Or maybe that’s just my modernism talking.

So here’s where science fiction comes into play. I have this theory about Sad Puppies and the state of the field. Old school scifi, that scifi that most of Sad Puppy folks love and want to see return, is the product of a modern mindset. Even our whackiest stories tend to follow a modernist structure and narrative ethos: the inverted check mark that we’re all taught to work from comes into being because of a logical chain of events. House Atreides is given control of Arrakis as part of a conspiracy. The conspiracy nearly wipes out the House. Paul survives, goes native, and leads the natives in revolt. The Padishah Emperor is overthrown and the galaxy is now ruled by the kid who would’ve lived his life fairly uneventfully if it weren’t for the conspiracy.

Compare that to every Puppy’s favorite target, “If You Were a Dinosaur, My Love.” There’s logic, yes, and a structure of sorts. It’s not incomprehensible. But it looks at things like plot and asks, “So what? What does that have to do with me?” It’s about feelings, and about what’s in it for me. And I think that’s the thing about a lot of this stuff that the puppy-kicking crowd crow about. They’re operating on a fundamentally different worldview. Experiences matter more than reason. Emotion and feeling matter more than logic. Ancillary Justice, a mildly competent revenge story dressed as a space opera, gets worshiped because it ignores plot in favor of character experience and a glimpse of a gender neutral society.

If you look at the things these people love, it’s all about experiences. Microaggression is a laughable concern, but it’s an experience, so it’s paramount. Identity politics? Poisonous tripe, but again, it’s all about an individual’s experience. Safe spaces? Come on now, really? But again, it’s about experience and feelings, not about what’s real.

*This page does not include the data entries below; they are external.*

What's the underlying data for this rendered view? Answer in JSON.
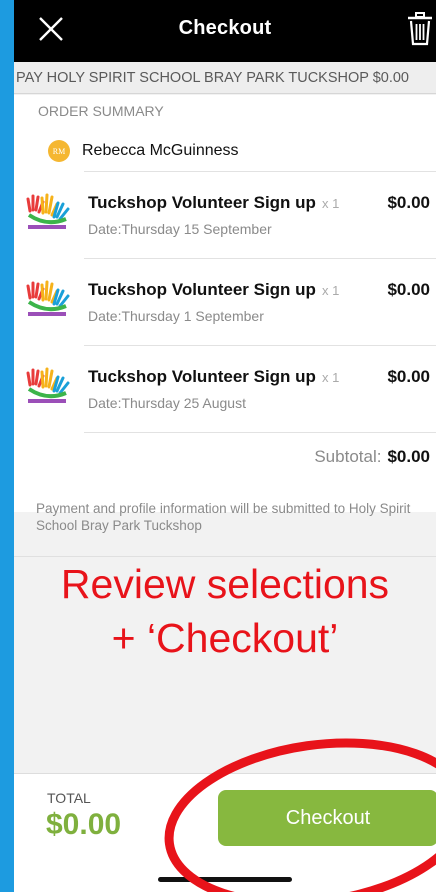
{
  "header": {
    "title": "Checkout",
    "close_icon": "close-icon",
    "delete_icon": "trash-icon"
  },
  "pay_banner": "PAY HOLY SPIRIT SCHOOL BRAY PARK TUCKSHOP $0.00",
  "order_summary": {
    "label": "ORDER SUMMARY",
    "customer": {
      "initials": "RM",
      "name": "Rebecca McGuinness"
    },
    "items": [
      {
        "name": "Tuckshop Volunteer Sign up",
        "date": "Date:Thursday 15 September",
        "qty": "x 1",
        "price": "$0.00"
      },
      {
        "name": "Tuckshop Volunteer Sign up",
        "date": "Date:Thursday 1 September",
        "qty": "x 1",
        "price": "$0.00"
      },
      {
        "name": "Tuckshop Volunteer Sign up",
        "date": "Date:Thursday 25 August",
        "qty": "x 1",
        "price": "$0.00"
      }
    ],
    "subtotal_label": "Subtotal:",
    "subtotal_value": "$0.00"
  },
  "notice": "Payment and profile information will be submitted to Holy Spirit School Bray Park Tuckshop",
  "annotation": {
    "line1": "Review selections",
    "line2": "+ ‘Checkout’",
    "color": "#e8131a"
  },
  "footer": {
    "total_label": "TOTAL",
    "total_value": "$0.00",
    "checkout_label": "Checkout"
  },
  "colors": {
    "background": "#1d9be0",
    "accent_green": "#87b83f",
    "total_green": "#7fb03e",
    "avatar": "#f5b731"
  }
}
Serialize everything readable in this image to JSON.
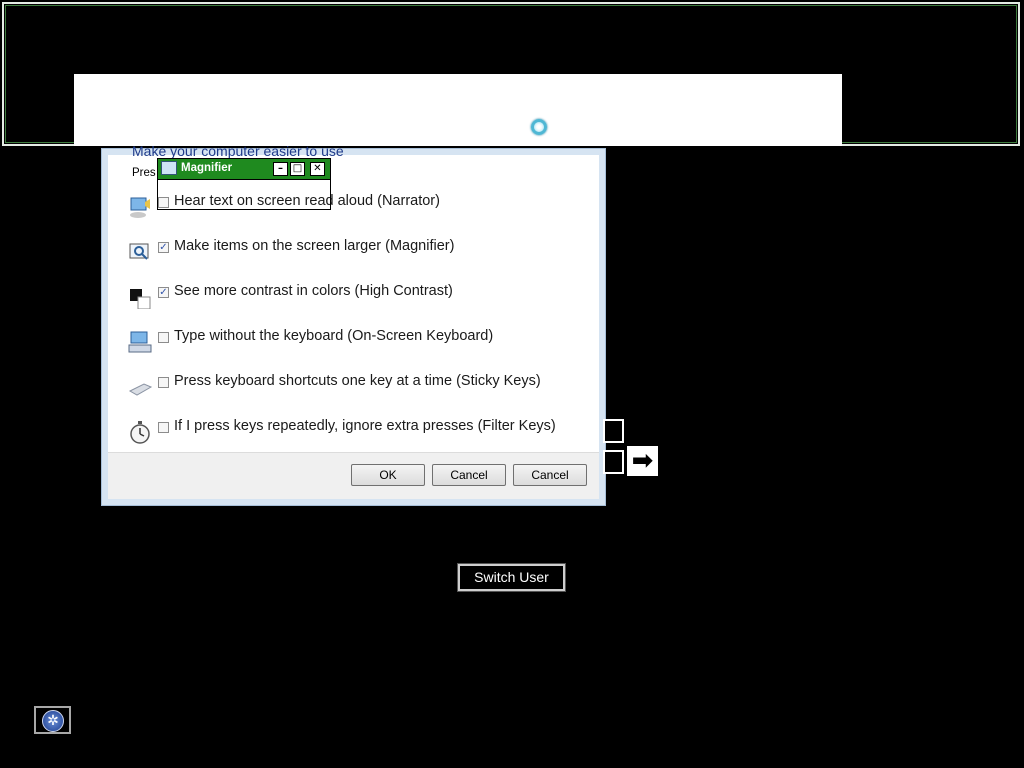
{
  "magnifier": {
    "title": "Magnifier",
    "minimize_icon": "minimize-icon",
    "maximize_icon": "maximize-icon",
    "close_icon": "close-icon",
    "min_glyph": "–",
    "max_glyph": "□",
    "close_glyph": "✕"
  },
  "dialog": {
    "heading": "Make your computer easier to use",
    "instruction": "Pres                                   lighted option.",
    "options": [
      {
        "label": "Hear text on screen read aloud (Narrator)",
        "checked": false,
        "icon": "narrator-icon"
      },
      {
        "label": "Make items on the screen larger (Magnifier)",
        "checked": true,
        "icon": "magnifier-icon"
      },
      {
        "label": "See more contrast in colors (High Contrast)",
        "checked": true,
        "icon": "high-contrast-icon"
      },
      {
        "label": "Type without the keyboard (On-Screen Keyboard)",
        "checked": false,
        "icon": "keyboard-icon"
      },
      {
        "label": "Press keyboard shortcuts one key at a time (Sticky Keys)",
        "checked": false,
        "icon": "sticky-keys-icon"
      },
      {
        "label": "If I press keys repeatedly, ignore extra presses (Filter Keys)",
        "checked": false,
        "icon": "filter-keys-icon"
      }
    ],
    "buttons": {
      "ok": "OK",
      "cancel1": "Cancel",
      "cancel2": "Cancel"
    }
  },
  "logon": {
    "switch_user": "Switch User",
    "arrow_glyph": "➡",
    "ease_glyph": "✲"
  },
  "colors": {
    "magnifier_bar": "#1f8a1f",
    "heading": "#1e3a8a"
  }
}
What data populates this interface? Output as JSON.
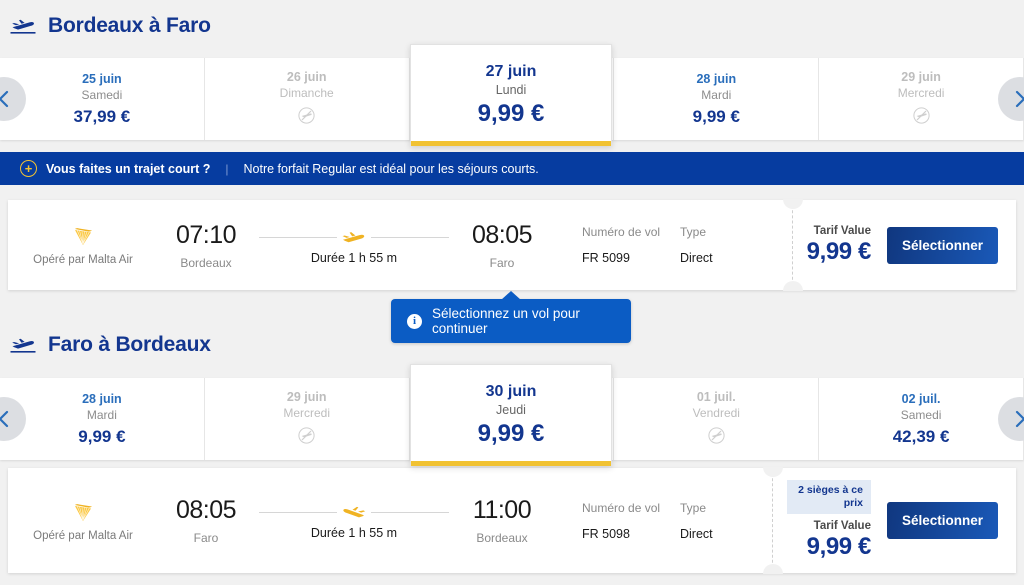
{
  "outbound": {
    "header": {
      "title": "Bordeaux à Faro",
      "icon": "takeoff-plane-icon"
    },
    "nav": {
      "prev": "‹",
      "next": "›"
    },
    "dates": [
      {
        "date": "25 juin",
        "day": "Samedi",
        "price": "37,99 €",
        "available": true,
        "selected": false
      },
      {
        "date": "26 juin",
        "day": "Dimanche",
        "price": "",
        "available": false,
        "selected": false
      },
      {
        "date": "27 juin",
        "day": "Lundi",
        "price": "9,99 €",
        "available": true,
        "selected": true
      },
      {
        "date": "28 juin",
        "day": "Mardi",
        "price": "9,99 €",
        "available": true,
        "selected": false
      },
      {
        "date": "29 juin",
        "day": "Mercredi",
        "price": "",
        "available": false,
        "selected": false
      }
    ],
    "flight": {
      "operator": "Opéré par Malta Air",
      "depart_time": "07:10",
      "depart_city": "Bordeaux",
      "duration": "Durée 1 h 55 m",
      "arrive_time": "08:05",
      "arrive_city": "Faro",
      "flight_number_label": "Numéro de vol",
      "flight_number": "FR 5099",
      "type_label": "Type",
      "type_value": "Direct",
      "seats_badge": "",
      "fare_label": "Tarif Value",
      "fare_price": "9,99 €",
      "select_label": "Sélectionner"
    }
  },
  "promo": {
    "plus_icon": "+",
    "headline": "Vous faites un trajet court ?",
    "separator": "|",
    "text": "Notre forfait Regular est idéal pour les séjours courts."
  },
  "tooltip": {
    "info_icon": "i",
    "text": "Sélectionnez un vol pour continuer"
  },
  "inbound": {
    "header": {
      "title": "Faro à Bordeaux",
      "icon": "takeoff-plane-icon"
    },
    "nav": {
      "prev": "‹",
      "next": "›"
    },
    "dates": [
      {
        "date": "28 juin",
        "day": "Mardi",
        "price": "9,99 €",
        "available": true,
        "selected": false
      },
      {
        "date": "29 juin",
        "day": "Mercredi",
        "price": "",
        "available": false,
        "selected": false
      },
      {
        "date": "30 juin",
        "day": "Jeudi",
        "price": "9,99 €",
        "available": true,
        "selected": true
      },
      {
        "date": "01 juil.",
        "day": "Vendredi",
        "price": "",
        "available": false,
        "selected": false
      },
      {
        "date": "02 juil.",
        "day": "Samedi",
        "price": "42,39 €",
        "available": true,
        "selected": false
      }
    ],
    "flight": {
      "operator": "Opéré par Malta Air",
      "depart_time": "08:05",
      "depart_city": "Faro",
      "duration": "Durée 1 h 55 m",
      "arrive_time": "11:00",
      "arrive_city": "Bordeaux",
      "flight_number_label": "Numéro de vol",
      "flight_number": "FR 5098",
      "type_label": "Type",
      "type_value": "Direct",
      "seats_badge": "2 sièges à ce prix",
      "fare_label": "Tarif Value",
      "fare_price": "9,99 €",
      "select_label": "Sélectionner"
    }
  },
  "colors": {
    "brand_navy": "#13368f",
    "brand_blue": "#0b5cc4",
    "promo_blue": "#063ca0",
    "accent_yellow": "#f1c232",
    "page_bg": "#f1f1f1"
  }
}
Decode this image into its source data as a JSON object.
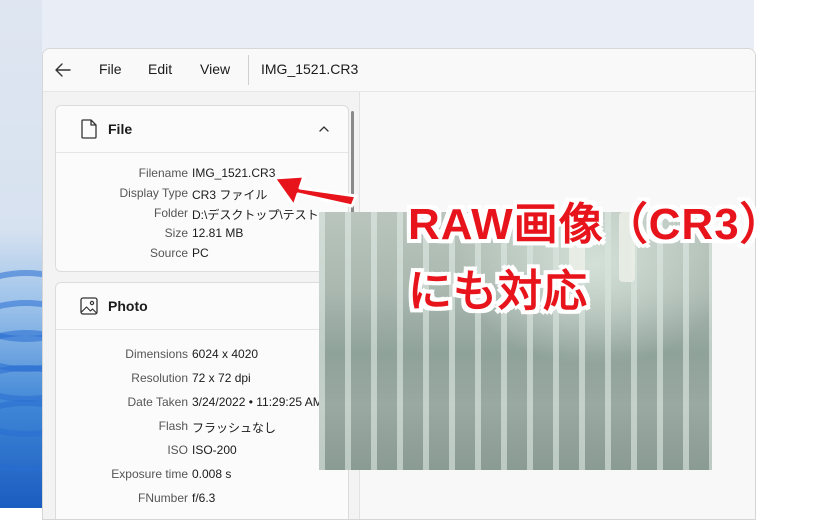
{
  "window": {
    "title": "IMG_1521.CR3",
    "menu": [
      "File",
      "Edit",
      "View"
    ]
  },
  "file_section": {
    "title": "File",
    "fields": [
      {
        "label": "Filename",
        "value": "IMG_1521.CR3"
      },
      {
        "label": "Display Type",
        "value": "CR3 ファイル"
      },
      {
        "label": "Folder",
        "value": "D:\\デスクトップ\\テスト"
      },
      {
        "label": "Size",
        "value": "12.81 MB"
      },
      {
        "label": "Source",
        "value": "PC"
      }
    ]
  },
  "photo_section": {
    "title": "Photo",
    "fields": [
      {
        "label": "Dimensions",
        "value": "6024 x 4020"
      },
      {
        "label": "Resolution",
        "value": "72 x 72 dpi"
      },
      {
        "label": "Date Taken",
        "value": "3/24/2022 • 11:29:25 AM"
      },
      {
        "label": "Flash",
        "value": "フラッシュなし"
      },
      {
        "label": "ISO",
        "value": "ISO-200"
      },
      {
        "label": "Exposure time",
        "value": "0.008 s"
      },
      {
        "label": "FNumber",
        "value": "f/6.3"
      }
    ]
  },
  "annotation": {
    "line1": "RAW画像（CR3）",
    "line2": "にも対応",
    "color": "#e8141c"
  },
  "icons": {
    "back": "back-arrow-icon",
    "file": "document-icon",
    "photo": "image-icon",
    "collapse": "chevron-up-icon"
  }
}
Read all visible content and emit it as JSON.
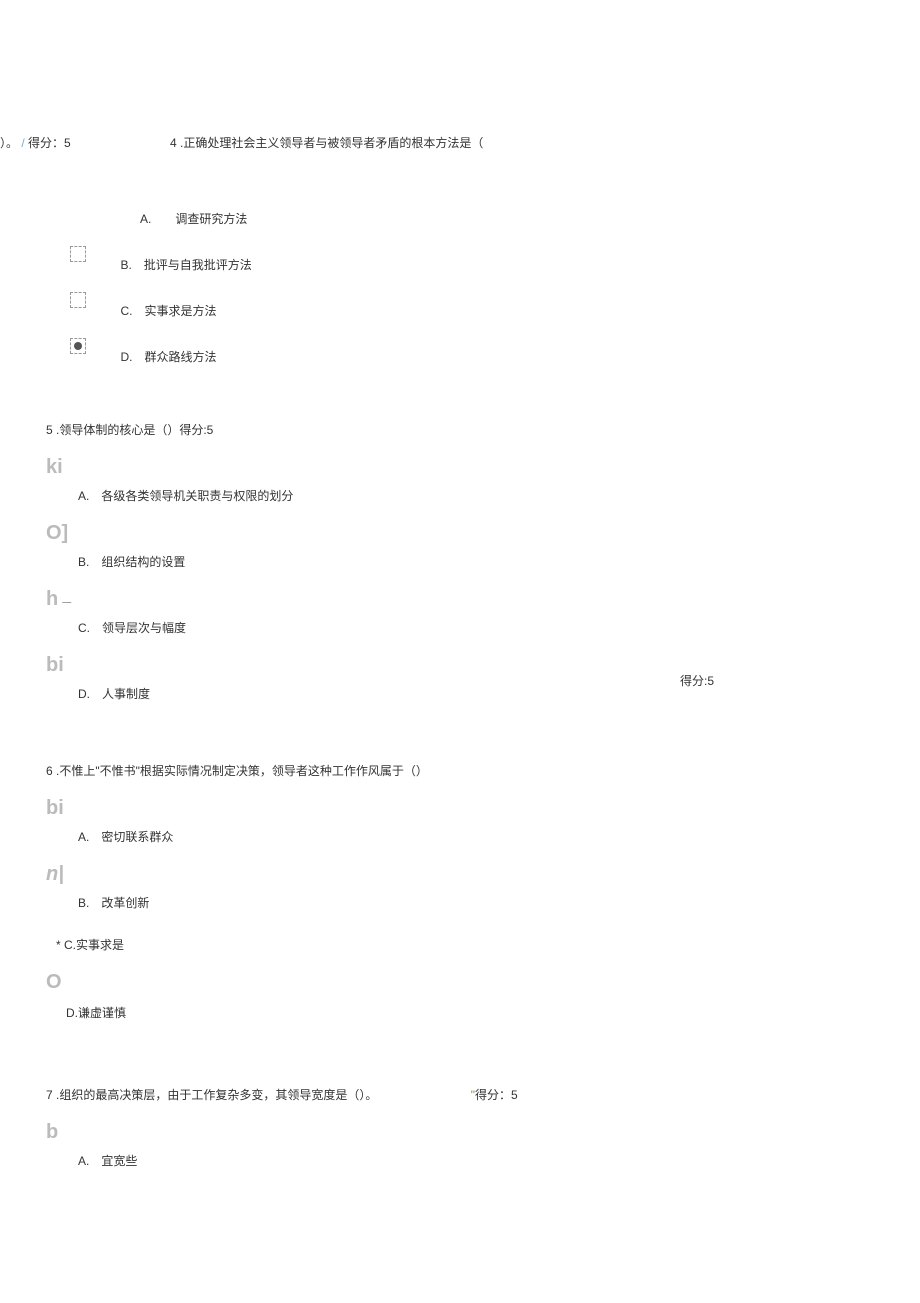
{
  "q4": {
    "score_prefix": "）。",
    "score_slash": "/",
    "score_text": "得分：5",
    "number": "4",
    "text": ".正确处理社会主义领导者与被领导者矛盾的根本方法是（",
    "options": {
      "a": "A.　　调查研究方法",
      "b": "B.　批评与自我批评方法",
      "c": "C.　实事求是方法",
      "d": "D.　群众路线方法"
    }
  },
  "q5": {
    "text": "5 .领导体制的核心是（）得分:5",
    "artifacts": {
      "a": "ki",
      "b": "O]",
      "c": "h",
      "d": "bi"
    },
    "options": {
      "a": "A.　各级各类领导机关职责与权限的划分",
      "b": "B.　组织结构的设置",
      "c": "C.　领导层次与幅度",
      "d": "D.　人事制度"
    }
  },
  "q6": {
    "score": "得分:5",
    "text": "6 .不惟上\"不惟书\"根据实际情况制定决策，领导者这种工作作风属于（）",
    "artifacts": {
      "a": "bi",
      "b": "n|",
      "d": "O"
    },
    "options": {
      "a": "A.　密切联系群众",
      "b": "B.　改革创新",
      "c": "* C.实事求是",
      "d": "D.谦虚谨慎"
    }
  },
  "q7": {
    "text": "7 .组织的最高决策层，由于工作复杂多变，其领导宽度是（）。",
    "score_quote": "\"",
    "score": "得分：5",
    "artifacts": {
      "a": "b"
    },
    "options": {
      "a": "A.　宜宽些"
    }
  }
}
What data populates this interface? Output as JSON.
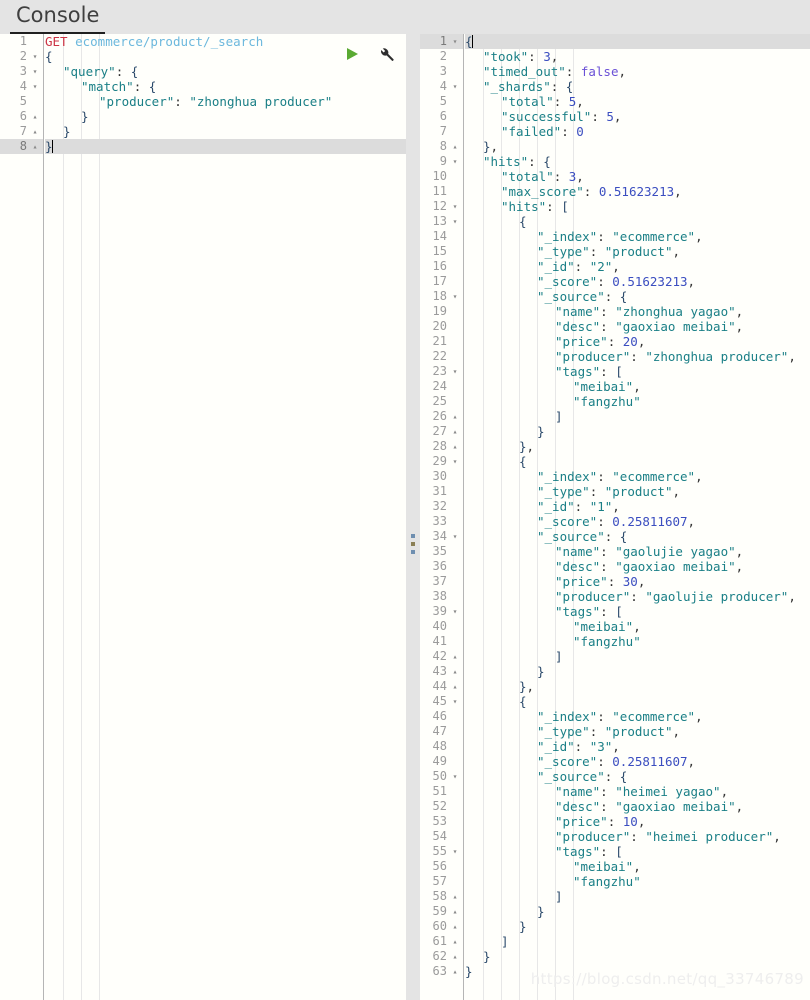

So what does this mean for science fiction? For Sad Puppies, for the future of the Hugos? I don’t know. I can’t tell you. I can understand postmodernism on an academic level, but I can’t even seem to approach a writing assignment with it in mind, much to my professor’s concern. (None of us in the class can, apparently.) I’m really just throwing this out there for people to chew on. Maybe someone else can take this and run with it.